HANNAN: “Financial services are booming… After Britain left, the EU’s regulations became even more heavy-handed, driving more exiles from Paris, Frankfurt and Milan.”
REALITY: Since Brexit, over 7,000 financial jobs and £1.3 trillion in assets have moved to the EU.
HANNAN: “Our fuel bills have tumbled, boosting productivity, increasing household incomes and stimulating the entire economy.”
REALITY: UK fuel bills are higher than in most of Europe, partly because Britain is no longer part of the EU’s Internal Energy Market, which helped with cross-border trading and price stability.
HANNAN: “Our universities are flourishing, taking the world’s brightest students and, where appropriate, charging accordingly… The number of student visas granted each year is decided by MPs who, now that they no longer need to worry about unlimited EU migration, can afford to take a long-term view. A points-based immigration system invites the world’s top talent.”
REALITY: Declining numbers of EU students post-Brexit, coupled with tighter rules on student visas, have left our universities in crisis. Post-Brexit immigration rules have not worked; not only did net migration hit record highs in 2023 and 2024 but there are labour shortages in key sectors from agriculture to healthcare.

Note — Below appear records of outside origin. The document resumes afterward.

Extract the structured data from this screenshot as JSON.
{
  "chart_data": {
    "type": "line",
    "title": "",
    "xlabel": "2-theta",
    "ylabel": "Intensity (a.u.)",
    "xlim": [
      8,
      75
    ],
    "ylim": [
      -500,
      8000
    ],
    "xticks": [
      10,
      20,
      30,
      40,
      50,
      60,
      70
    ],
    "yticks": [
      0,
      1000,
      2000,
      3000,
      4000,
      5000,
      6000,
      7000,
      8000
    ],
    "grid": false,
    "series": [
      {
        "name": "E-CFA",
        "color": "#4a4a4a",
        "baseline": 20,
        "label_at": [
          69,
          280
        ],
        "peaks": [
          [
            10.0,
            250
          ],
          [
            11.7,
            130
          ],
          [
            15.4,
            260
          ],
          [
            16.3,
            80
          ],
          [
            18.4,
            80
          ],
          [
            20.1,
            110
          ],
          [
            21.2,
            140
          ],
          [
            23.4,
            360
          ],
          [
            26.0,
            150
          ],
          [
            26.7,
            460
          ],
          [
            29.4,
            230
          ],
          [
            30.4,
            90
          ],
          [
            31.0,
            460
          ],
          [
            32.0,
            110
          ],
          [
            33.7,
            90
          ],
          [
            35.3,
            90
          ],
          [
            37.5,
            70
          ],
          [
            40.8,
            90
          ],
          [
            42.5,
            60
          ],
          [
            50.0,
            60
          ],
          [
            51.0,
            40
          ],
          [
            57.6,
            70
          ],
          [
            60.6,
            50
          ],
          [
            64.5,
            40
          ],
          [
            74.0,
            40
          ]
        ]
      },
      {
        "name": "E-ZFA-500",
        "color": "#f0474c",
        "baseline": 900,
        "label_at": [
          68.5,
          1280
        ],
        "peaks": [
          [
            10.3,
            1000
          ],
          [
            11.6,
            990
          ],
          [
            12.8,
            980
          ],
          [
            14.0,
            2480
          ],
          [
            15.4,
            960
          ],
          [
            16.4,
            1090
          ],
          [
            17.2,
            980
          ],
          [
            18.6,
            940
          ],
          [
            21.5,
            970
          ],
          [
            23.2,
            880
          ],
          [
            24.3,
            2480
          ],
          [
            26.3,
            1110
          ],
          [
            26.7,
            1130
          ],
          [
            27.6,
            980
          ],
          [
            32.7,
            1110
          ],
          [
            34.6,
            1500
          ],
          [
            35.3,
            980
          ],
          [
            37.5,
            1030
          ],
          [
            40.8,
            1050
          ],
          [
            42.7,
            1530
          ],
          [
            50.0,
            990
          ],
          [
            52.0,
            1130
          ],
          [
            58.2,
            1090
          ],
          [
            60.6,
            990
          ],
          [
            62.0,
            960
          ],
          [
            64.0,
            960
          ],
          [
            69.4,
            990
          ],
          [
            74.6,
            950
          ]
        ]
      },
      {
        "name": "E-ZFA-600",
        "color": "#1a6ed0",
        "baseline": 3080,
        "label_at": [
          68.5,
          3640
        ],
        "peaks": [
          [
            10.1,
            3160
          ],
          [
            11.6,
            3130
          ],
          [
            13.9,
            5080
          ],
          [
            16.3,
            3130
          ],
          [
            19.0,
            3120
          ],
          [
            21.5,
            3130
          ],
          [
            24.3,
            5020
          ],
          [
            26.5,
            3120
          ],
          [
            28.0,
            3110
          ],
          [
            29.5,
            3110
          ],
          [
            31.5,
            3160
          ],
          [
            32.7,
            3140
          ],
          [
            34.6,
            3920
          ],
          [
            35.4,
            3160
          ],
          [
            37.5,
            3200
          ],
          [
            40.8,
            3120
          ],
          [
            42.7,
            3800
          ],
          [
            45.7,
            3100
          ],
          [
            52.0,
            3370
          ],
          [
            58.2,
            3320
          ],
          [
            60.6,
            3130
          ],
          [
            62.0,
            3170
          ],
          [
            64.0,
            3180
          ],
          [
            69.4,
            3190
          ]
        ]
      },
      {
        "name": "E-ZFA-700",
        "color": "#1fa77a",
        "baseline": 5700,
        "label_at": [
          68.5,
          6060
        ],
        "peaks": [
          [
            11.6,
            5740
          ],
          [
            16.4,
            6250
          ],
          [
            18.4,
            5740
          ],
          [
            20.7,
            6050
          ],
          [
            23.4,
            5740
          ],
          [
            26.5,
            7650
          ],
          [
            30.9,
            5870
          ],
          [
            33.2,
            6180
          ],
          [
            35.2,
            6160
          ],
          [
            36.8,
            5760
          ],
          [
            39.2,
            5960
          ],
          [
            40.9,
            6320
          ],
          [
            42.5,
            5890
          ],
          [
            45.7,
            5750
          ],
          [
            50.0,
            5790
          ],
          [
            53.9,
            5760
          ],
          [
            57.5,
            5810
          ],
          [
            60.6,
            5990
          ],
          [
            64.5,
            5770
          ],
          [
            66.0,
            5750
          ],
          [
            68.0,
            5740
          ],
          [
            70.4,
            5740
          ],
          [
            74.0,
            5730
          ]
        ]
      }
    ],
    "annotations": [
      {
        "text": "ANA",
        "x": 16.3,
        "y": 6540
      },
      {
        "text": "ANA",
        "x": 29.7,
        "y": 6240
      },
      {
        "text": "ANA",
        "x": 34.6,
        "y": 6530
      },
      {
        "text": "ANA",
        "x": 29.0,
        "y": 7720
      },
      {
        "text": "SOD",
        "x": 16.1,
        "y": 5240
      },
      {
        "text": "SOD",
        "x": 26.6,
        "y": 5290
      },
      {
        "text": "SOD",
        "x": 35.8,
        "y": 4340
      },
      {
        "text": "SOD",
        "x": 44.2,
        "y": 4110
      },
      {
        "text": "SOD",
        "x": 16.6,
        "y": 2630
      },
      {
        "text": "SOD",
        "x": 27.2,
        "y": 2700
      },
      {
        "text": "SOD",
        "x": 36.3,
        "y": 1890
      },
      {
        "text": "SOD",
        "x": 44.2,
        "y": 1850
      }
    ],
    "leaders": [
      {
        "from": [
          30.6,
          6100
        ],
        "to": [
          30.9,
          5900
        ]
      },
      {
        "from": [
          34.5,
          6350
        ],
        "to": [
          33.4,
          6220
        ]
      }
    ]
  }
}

HANNAN: “Several other European countries have opted to copy Britain’s deal with the EU… some followed us out of the EU (Denmark, Ireland, the Netherlands). The United Kingdom now leads a 22-state bloc that forms a free trade area with the EU.”
REALITY: Denmark, Ireland and the Netherlands are still in the EU and no other nation has been stupid enough to copy our dreadful deal. There is no 22-state bloc that Britain leads.
HANNAN: “The EU… now have a common police force and army, a pan-European income tax and a harmonised system of social security. These developments have prompted referendums in three other EU states on whether to copy Britain.”
REALITY: No it doesn’t. No it hasn’t.
HANNAN: “Perhaps the greatest benefit, though, is not easy to quantify. Britain has recovered its self-belief… We knew that our song had not yet been sung.”
REALITY: And the song turned out to be “We’re on a road to nowhere”. Still, not everyone in Britain has lost out because of Brexit. In February 2021, partly as a reward for churning out ludicrous guff like this, the 49-year-old Daniel Hannan was given a peerage. On current rules, that means he is able to claim £375 per day, plus travel expenses and subsidised restaurant facilities, every time he turns up to the House of Lords until he is 80.